In 2018, Read received the National Press Club's Consumer Journalism Award for periodicals, awarded to NerdWallet for his investigation of U.S. Agriculture Department failings in policing the $43 billion organic food industry. A Costa Rican legislative committee held hearings on allegations reported by Read against USDA certifiers and a Costa Rican company accused of exporting "organic" pineapples grown with banned chemicals.

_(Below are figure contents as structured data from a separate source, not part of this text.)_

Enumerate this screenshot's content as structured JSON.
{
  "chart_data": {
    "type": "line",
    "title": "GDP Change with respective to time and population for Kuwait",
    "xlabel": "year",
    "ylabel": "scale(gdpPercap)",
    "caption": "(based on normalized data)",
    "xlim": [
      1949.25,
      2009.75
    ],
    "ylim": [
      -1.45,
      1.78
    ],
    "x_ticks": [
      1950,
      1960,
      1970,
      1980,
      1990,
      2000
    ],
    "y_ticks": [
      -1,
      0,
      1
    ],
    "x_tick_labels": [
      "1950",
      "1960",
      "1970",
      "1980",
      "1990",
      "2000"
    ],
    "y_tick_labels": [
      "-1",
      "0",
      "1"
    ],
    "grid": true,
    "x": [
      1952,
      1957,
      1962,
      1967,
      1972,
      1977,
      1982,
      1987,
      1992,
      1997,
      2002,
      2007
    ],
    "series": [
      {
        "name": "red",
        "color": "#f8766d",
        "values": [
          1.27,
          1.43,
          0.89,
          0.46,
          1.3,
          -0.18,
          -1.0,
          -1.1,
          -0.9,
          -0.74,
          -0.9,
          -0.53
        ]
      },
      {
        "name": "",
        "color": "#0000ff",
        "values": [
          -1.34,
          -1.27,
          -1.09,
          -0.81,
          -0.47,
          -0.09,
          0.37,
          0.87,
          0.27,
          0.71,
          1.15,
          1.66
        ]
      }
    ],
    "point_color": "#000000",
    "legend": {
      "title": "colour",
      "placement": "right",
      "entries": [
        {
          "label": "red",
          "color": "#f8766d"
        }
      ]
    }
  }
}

In 2024, Read received the Joan Shaw Herman Distinguished Service Award, presented annually to a graduate of Concord Academy whose life exemplifies service to others. Read became the first journalist to receive the award since the only prize bestowed by the school was established in 1976.

==Citations==
Read is a frequent public speaker whose work has been cited in several books. Quoted in "Pulitzer's Gold: Behind the Prize for Public Service Journalism," by Roy J. Harris. and cited in "Pulitzer's Gold: A Century of Public Service Journalism," by Roy J. Harris. Approach as a foreign correspondent described in "Journalism's Roving Eye: A History of American Foreign Reporting," by John Maxwell Hamilton. Role in transformation of foreign reporting described in "News From Abroad," by Donald R. Shanor.

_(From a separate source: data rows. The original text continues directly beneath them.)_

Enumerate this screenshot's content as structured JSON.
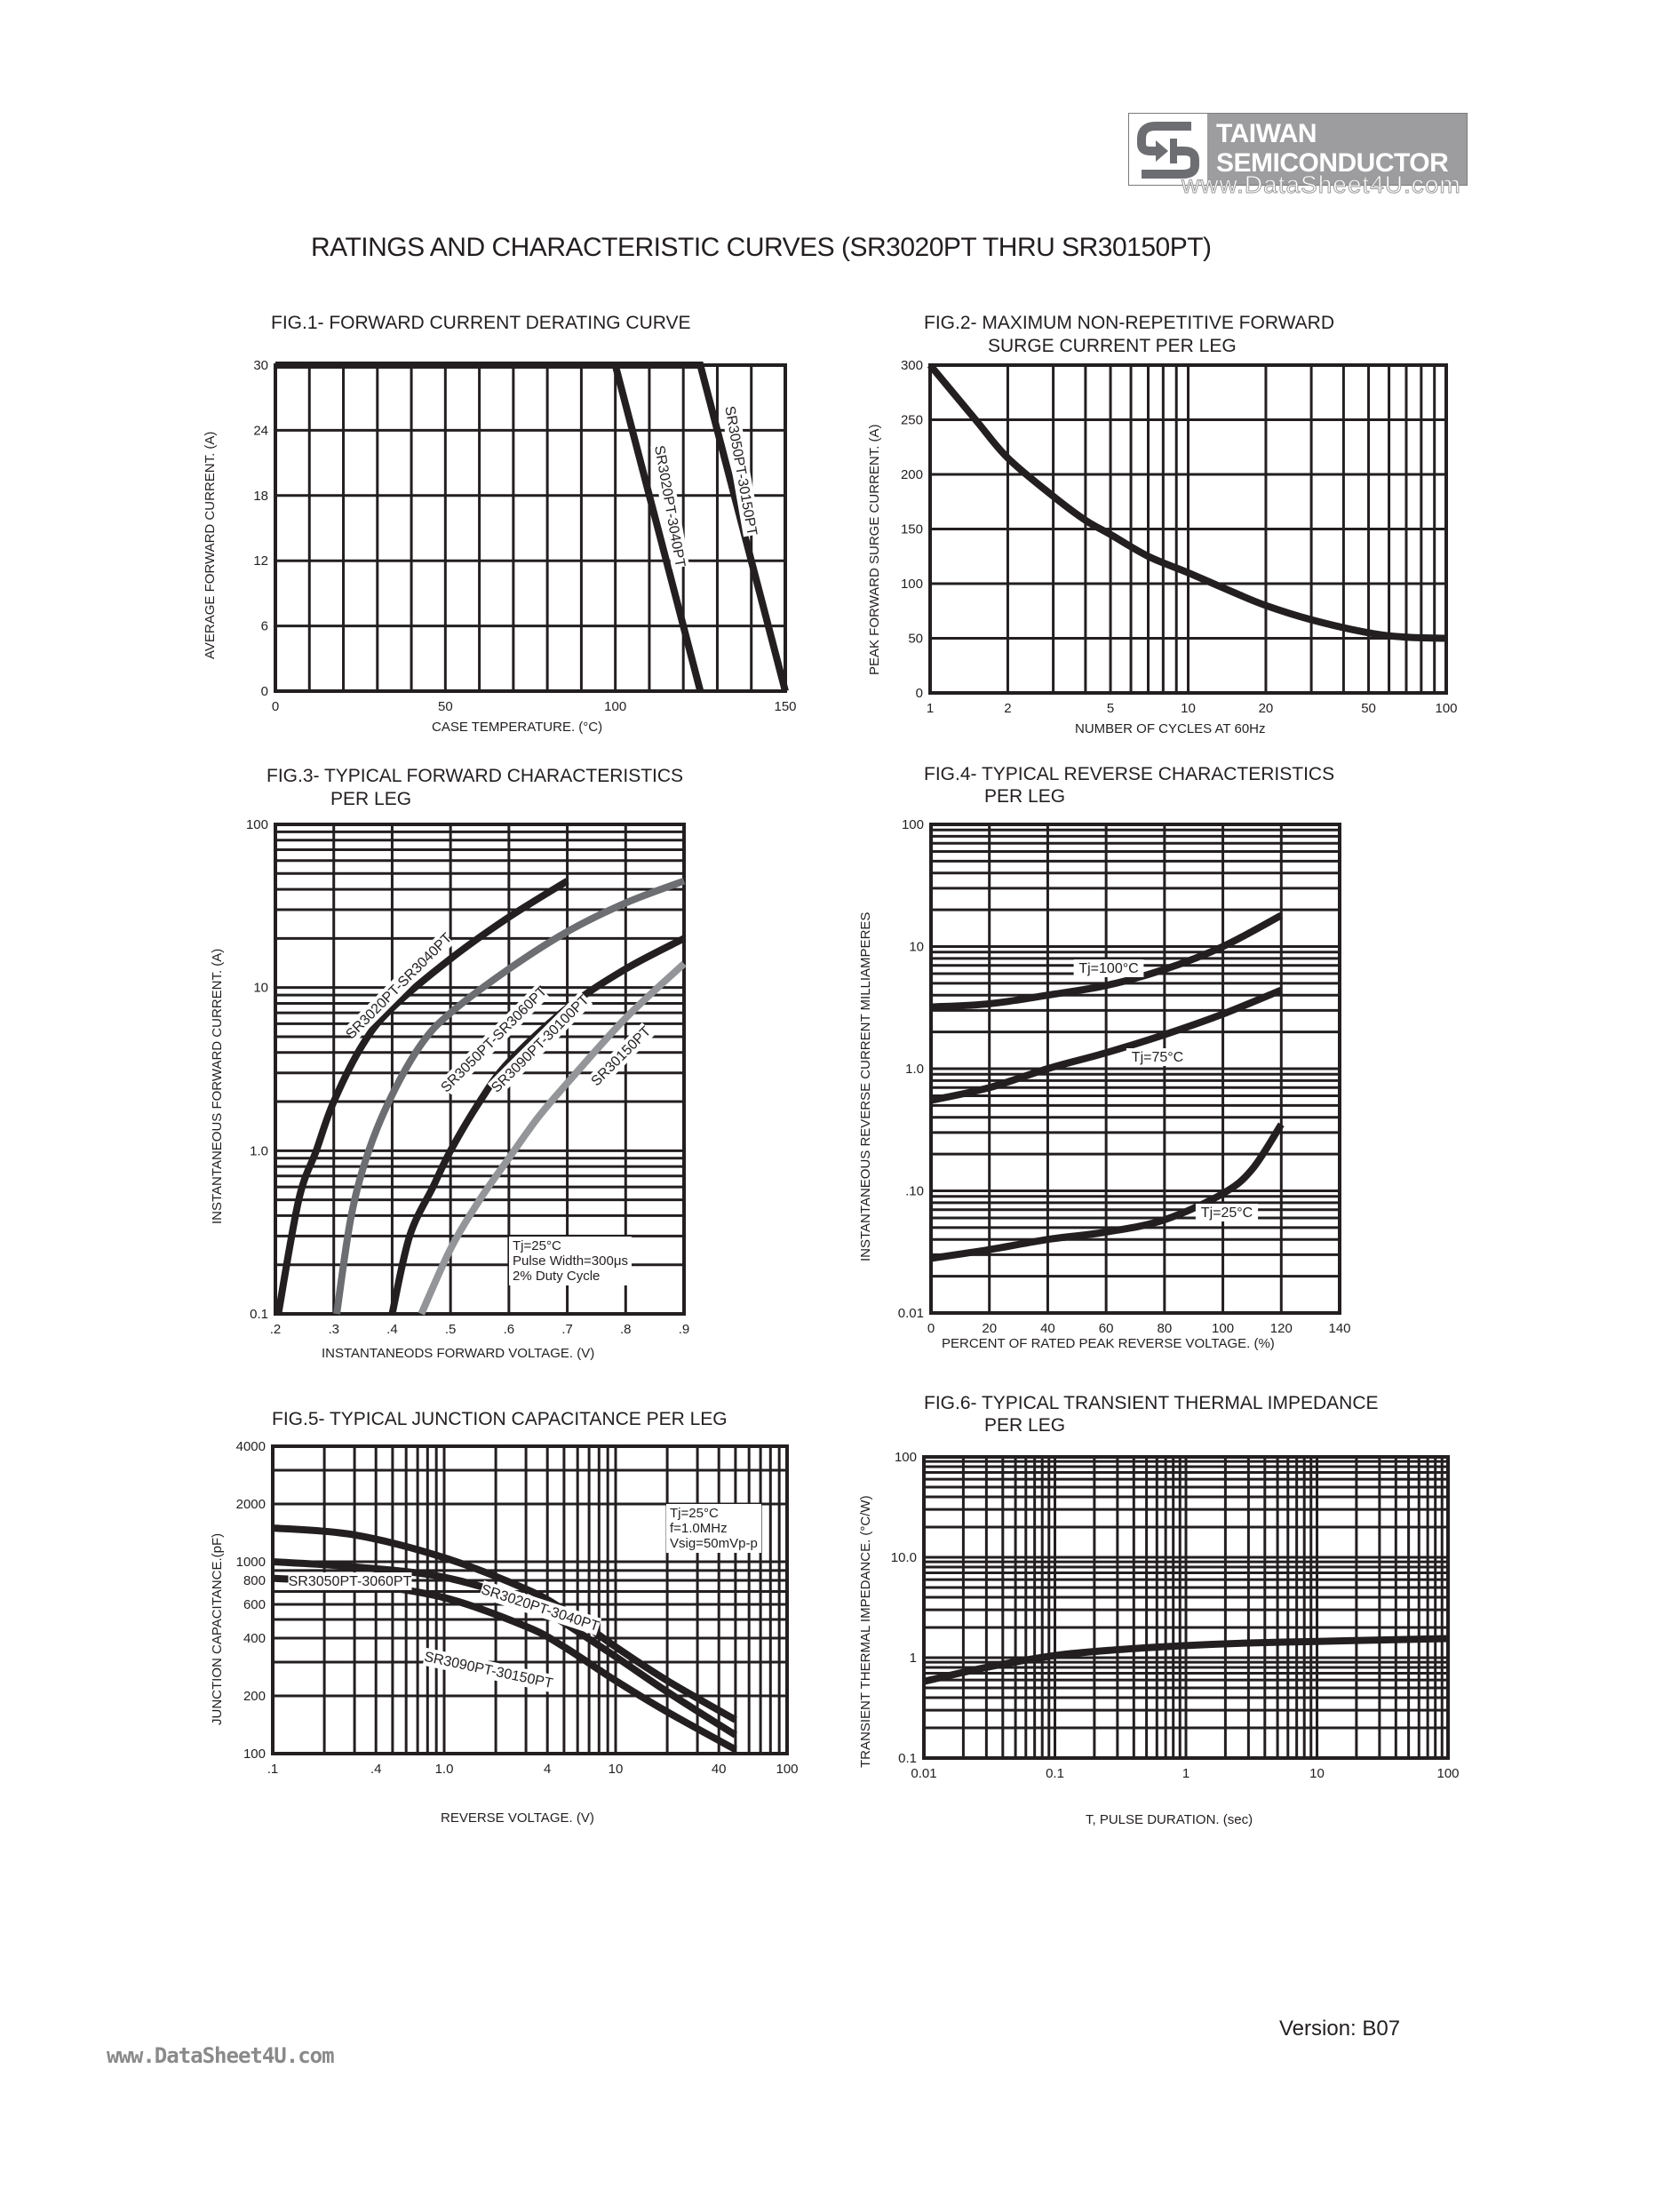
{
  "header": {
    "brand_line1": "TAIWAN",
    "brand_line2": "SEMICONDUCTOR",
    "watermark": "www.DataSheet4U.com",
    "logo_icon": "ts-logo-icon",
    "brand_color": "#9d9d9f"
  },
  "page_title": "RATINGS AND CHARACTERISTIC CURVES (SR3020PT THRU SR30150PT)",
  "footer": {
    "version": "Version: B07",
    "url": "www.DataSheet4U.com"
  },
  "figures": {
    "fig1": {
      "title": "FIG.1- FORWARD CURRENT DERATING CURVE",
      "xlabel": "CASE TEMPERATURE. (°C)",
      "ylabel": "AVERAGE FORWARD CURRENT. (A)",
      "xticks": [
        "0",
        "50",
        "100",
        "150"
      ],
      "yticks": [
        "0",
        "6",
        "12",
        "18",
        "24",
        "30"
      ],
      "curve_labels": [
        "SR3020PT-3040PT",
        "SR3050PT-30150PT"
      ]
    },
    "fig2": {
      "title_line1": "FIG.2- MAXIMUM NON-REPETITIVE FORWARD",
      "title_line2": "SURGE CURRENT PER LEG",
      "xlabel": "NUMBER OF CYCLES AT 60Hz",
      "ylabel": "PEAK FORWARD SURGE CURRENT. (A)",
      "xticks": [
        "1",
        "2",
        "5",
        "10",
        "20",
        "50",
        "100"
      ],
      "yticks": [
        "0",
        "50",
        "100",
        "150",
        "200",
        "250",
        "300"
      ]
    },
    "fig3": {
      "title_line1": "FIG.3- TYPICAL FORWARD CHARACTERISTICS",
      "title_line2": "PER LEG",
      "xlabel": "INSTANTANEODS FORWARD VOLTAGE. (V)",
      "ylabel": "INSTANTANEOUS FORWARD CURRENT. (A)",
      "xticks": [
        ".2",
        ".3",
        ".4",
        ".5",
        ".6",
        ".7",
        ".8",
        ".9"
      ],
      "yticks": [
        "0.1",
        "1.0",
        "10",
        "100"
      ],
      "note_line1": "Tj=25°C",
      "note_line2": "Pulse Width=300μs",
      "note_line3": "2% Duty Cycle",
      "curve_labels": [
        "SR3020PT-SR3040PT",
        "SR3050PT-SR3060PT",
        "SR3090PT-30100PT",
        "SR30150PT"
      ]
    },
    "fig4": {
      "title_line1": "FIG.4- TYPICAL REVERSE CHARACTERISTICS",
      "title_line2": "PER LEG",
      "xlabel": "PERCENT OF RATED PEAK REVERSE VOLTAGE. (%)",
      "ylabel": "INSTANTANEOUS REVERSE CURRENT MILLIAMPERES",
      "xticks": [
        "0",
        "20",
        "40",
        "60",
        "80",
        "100",
        "120",
        "140"
      ],
      "yticks": [
        "0.01",
        ".10",
        "1.0",
        "10",
        "100"
      ],
      "curve_labels": [
        "Tj=100°C",
        "Tj=75°C",
        "Tj=25°C"
      ]
    },
    "fig5": {
      "title": "FIG.5- TYPICAL JUNCTION CAPACITANCE PER LEG",
      "xlabel": "REVERSE VOLTAGE. (V)",
      "ylabel": "JUNCTION CAPACITANCE.(pF)",
      "xticks": [
        ".1",
        ".4",
        "1.0",
        "4",
        "10",
        "40",
        "100"
      ],
      "yticks": [
        "100",
        "200",
        "400",
        "600",
        "800",
        "1000",
        "2000",
        "4000"
      ],
      "note_line1": "Tj=25°C",
      "note_line2": "f=1.0MHz",
      "note_line3": "Vsig=50mVp-p",
      "curve_labels": [
        "SR3020PT-3040PT",
        "SR3050PT-3060PT",
        "SR3090PT-30150PT"
      ]
    },
    "fig6": {
      "title_line1": "FIG.6- TYPICAL TRANSIENT THERMAL IMPEDANCE",
      "title_line2": "PER LEG",
      "xlabel": "T, PULSE DURATION. (sec)",
      "ylabel": "TRANSIENT THERMAL IMPEDANCE. (°C/W)",
      "xticks": [
        "0.01",
        "0.1",
        "1",
        "10",
        "100"
      ],
      "yticks": [
        "0.1",
        "1",
        "10.0",
        "100"
      ]
    }
  },
  "chart_data": [
    {
      "id": "fig1",
      "type": "line",
      "title": "FIG.1- FORWARD CURRENT DERATING CURVE",
      "xlabel": "CASE TEMPERATURE. (°C)",
      "ylabel": "AVERAGE FORWARD CURRENT. (A)",
      "xlim": [
        0,
        150
      ],
      "ylim": [
        0,
        30
      ],
      "xscale": "linear",
      "yscale": "linear",
      "grid": true,
      "series": [
        {
          "name": "SR3020PT-3040PT",
          "color": "#231f20",
          "x": [
            0,
            100,
            125
          ],
          "y": [
            30,
            30,
            0
          ]
        },
        {
          "name": "SR3050PT-30150PT",
          "color": "#231f20",
          "x": [
            0,
            125,
            150
          ],
          "y": [
            30,
            30,
            0
          ]
        }
      ]
    },
    {
      "id": "fig2",
      "type": "line",
      "title": "FIG.2- MAXIMUM NON-REPETITIVE FORWARD SURGE CURRENT PER LEG",
      "xlabel": "NUMBER OF CYCLES AT 60Hz",
      "ylabel": "PEAK FORWARD SURGE CURRENT. (A)",
      "xlim": [
        1,
        100
      ],
      "ylim": [
        0,
        300
      ],
      "xscale": "log",
      "yscale": "linear",
      "grid": true,
      "series": [
        {
          "name": "Surge current",
          "color": "#231f20",
          "x": [
            1,
            1.5,
            2,
            3,
            4,
            5,
            7,
            10,
            15,
            20,
            30,
            50,
            70,
            100
          ],
          "y": [
            300,
            250,
            215,
            180,
            158,
            145,
            125,
            110,
            92,
            80,
            67,
            55,
            51,
            50
          ]
        }
      ]
    },
    {
      "id": "fig3",
      "type": "line",
      "title": "FIG.3- TYPICAL FORWARD CHARACTERISTICS PER LEG",
      "xlabel": "INSTANTANEODS FORWARD VOLTAGE. (V)",
      "ylabel": "INSTANTANEOUS FORWARD CURRENT. (A)",
      "xlim": [
        0.2,
        0.9
      ],
      "ylim": [
        0.1,
        100
      ],
      "xscale": "linear",
      "yscale": "log",
      "grid": true,
      "annotations": [
        "Tj=25°C",
        "Pulse Width=300μs",
        "2% Duty Cycle"
      ],
      "series": [
        {
          "name": "SR3020PT-SR3040PT",
          "color": "#231f20",
          "x": [
            0.205,
            0.24,
            0.27,
            0.3,
            0.35,
            0.4,
            0.5,
            0.6,
            0.7
          ],
          "y": [
            0.1,
            0.5,
            1.0,
            2.0,
            4.5,
            7.5,
            15,
            27,
            45
          ]
        },
        {
          "name": "SR3050PT-SR3060PT",
          "color": "#6d6e71",
          "x": [
            0.305,
            0.33,
            0.36,
            0.4,
            0.45,
            0.5,
            0.6,
            0.7,
            0.8,
            0.9
          ],
          "y": [
            0.1,
            0.4,
            1.0,
            2.2,
            4.5,
            7,
            13,
            22,
            33,
            45
          ]
        },
        {
          "name": "SR3090PT-30100PT",
          "color": "#231f20",
          "x": [
            0.4,
            0.43,
            0.47,
            0.5,
            0.55,
            0.6,
            0.7,
            0.8,
            0.9
          ],
          "y": [
            0.1,
            0.3,
            0.6,
            1.0,
            2.0,
            3.5,
            7.5,
            13,
            20
          ]
        },
        {
          "name": "SR30150PT",
          "color": "#939598",
          "x": [
            0.45,
            0.5,
            0.55,
            0.6,
            0.65,
            0.7,
            0.8,
            0.9
          ],
          "y": [
            0.1,
            0.25,
            0.5,
            0.9,
            1.6,
            2.6,
            6.5,
            14
          ]
        }
      ]
    },
    {
      "id": "fig4",
      "type": "line",
      "title": "FIG.4- TYPICAL REVERSE CHARACTERISTICS PER LEG",
      "xlabel": "PERCENT OF RATED PEAK REVERSE VOLTAGE. (%)",
      "ylabel": "INSTANTANEOUS REVERSE CURRENT MILLIAMPERES",
      "xlim": [
        0,
        140
      ],
      "ylim": [
        0.01,
        100
      ],
      "xscale": "linear",
      "yscale": "log",
      "grid": true,
      "series": [
        {
          "name": "Tj=100°C",
          "color": "#231f20",
          "x": [
            0,
            20,
            40,
            60,
            80,
            100,
            120
          ],
          "y": [
            3.2,
            3.4,
            4.0,
            4.8,
            6.5,
            10,
            18
          ]
        },
        {
          "name": "Tj=75°C",
          "color": "#231f20",
          "x": [
            0,
            20,
            40,
            60,
            80,
            100,
            120
          ],
          "y": [
            0.55,
            0.7,
            1.0,
            1.35,
            1.9,
            2.8,
            4.4
          ]
        },
        {
          "name": "Tj=25°C",
          "color": "#231f20",
          "x": [
            0,
            20,
            40,
            60,
            80,
            100,
            110,
            120
          ],
          "y": [
            0.028,
            0.033,
            0.04,
            0.046,
            0.058,
            0.095,
            0.15,
            0.35
          ]
        }
      ]
    },
    {
      "id": "fig5",
      "type": "line",
      "title": "FIG.5- TYPICAL JUNCTION CAPACITANCE PER LEG",
      "xlabel": "REVERSE VOLTAGE. (V)",
      "ylabel": "JUNCTION CAPACITANCE.(pF)",
      "xlim": [
        0.1,
        100
      ],
      "ylim": [
        100,
        4000
      ],
      "xscale": "log",
      "yscale": "log",
      "grid": true,
      "annotations": [
        "Tj=25°C",
        "f=1.0MHz",
        "Vsig=50mVp-p"
      ],
      "series": [
        {
          "name": "SR3020PT-3040PT",
          "color": "#231f20",
          "x": [
            0.1,
            0.3,
            1.0,
            3,
            5,
            10,
            20,
            50
          ],
          "y": [
            1500,
            1380,
            1050,
            720,
            560,
            360,
            240,
            150
          ]
        },
        {
          "name": "SR3050PT-3060PT",
          "color": "#231f20",
          "x": [
            0.1,
            0.3,
            1.0,
            3,
            5,
            10,
            20,
            50
          ],
          "y": [
            1000,
            940,
            830,
            620,
            480,
            320,
            210,
            125
          ]
        },
        {
          "name": "SR3090PT-30150PT",
          "color": "#231f20",
          "x": [
            0.1,
            0.3,
            1.0,
            3,
            5,
            10,
            20,
            50
          ],
          "y": [
            820,
            770,
            650,
            460,
            360,
            240,
            165,
            105
          ]
        }
      ]
    },
    {
      "id": "fig6",
      "type": "line",
      "title": "FIG.6- TYPICAL TRANSIENT THERMAL IMPEDANCE PER LEG",
      "xlabel": "T, PULSE DURATION. (sec)",
      "ylabel": "TRANSIENT THERMAL IMPEDANCE. (°C/W)",
      "xlim": [
        0.01,
        100
      ],
      "ylim": [
        0.1,
        100
      ],
      "xscale": "log",
      "yscale": "log",
      "grid": true,
      "series": [
        {
          "name": "Thermal impedance",
          "color": "#231f20",
          "x": [
            0.01,
            0.03,
            0.1,
            0.3,
            1,
            3,
            10,
            30,
            100
          ],
          "y": [
            0.58,
            0.8,
            1.05,
            1.2,
            1.32,
            1.4,
            1.45,
            1.5,
            1.55
          ]
        }
      ]
    }
  ]
}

Approach as a narrative writer described in "Storycraft: The Complete Guide to Writing Narrative Nonfiction," by Jack R. Hart. Reporting approach described in "A Writer's Coach: An Editor's Guide to Words That Work," by Jack R. Hart. Style as a narrative storyteller described in "The Ethics of the Story: Using Narrative Techniques Responsibly in Journalism," by David Craig. Role in explanatory journalism described by Lewis M. Simons in "Breach of Faith: A Crisis of Coverage in the Age of Corporate Newspapering," edited by Gene Roberts and Thomas Kunkel.

Work for Massachusetts crime commission described in "John William Ward: An American Idealist," by Kim Townsend.

Article on a COVID-19 super-spreading event cited May 1, 2020, as evidence that the coronavirus spreads via air—in the scientific journal Indoor Air, "Transmission of SARS‐CoV‐2 by inhalation of respiratory aerosol in the Skagit Valley Chorale superspreading event," and the research publication Risk Analysis, Sept. 26, 2020, "Consideration of the Aerosol Transmission for COVID‐19 and Public Health."

==Other work==
From 2007–2008, Read was president of the Board of Directors of The International School, a Portland full-immersion language elementary school, where he served as a trustee for six years. Read serves on the board of The Lund Report and Oregon Health Forum, a nonprofit organization with a speakers program and an independent newsroom that covers healthcare in Oregon and southwest Washington.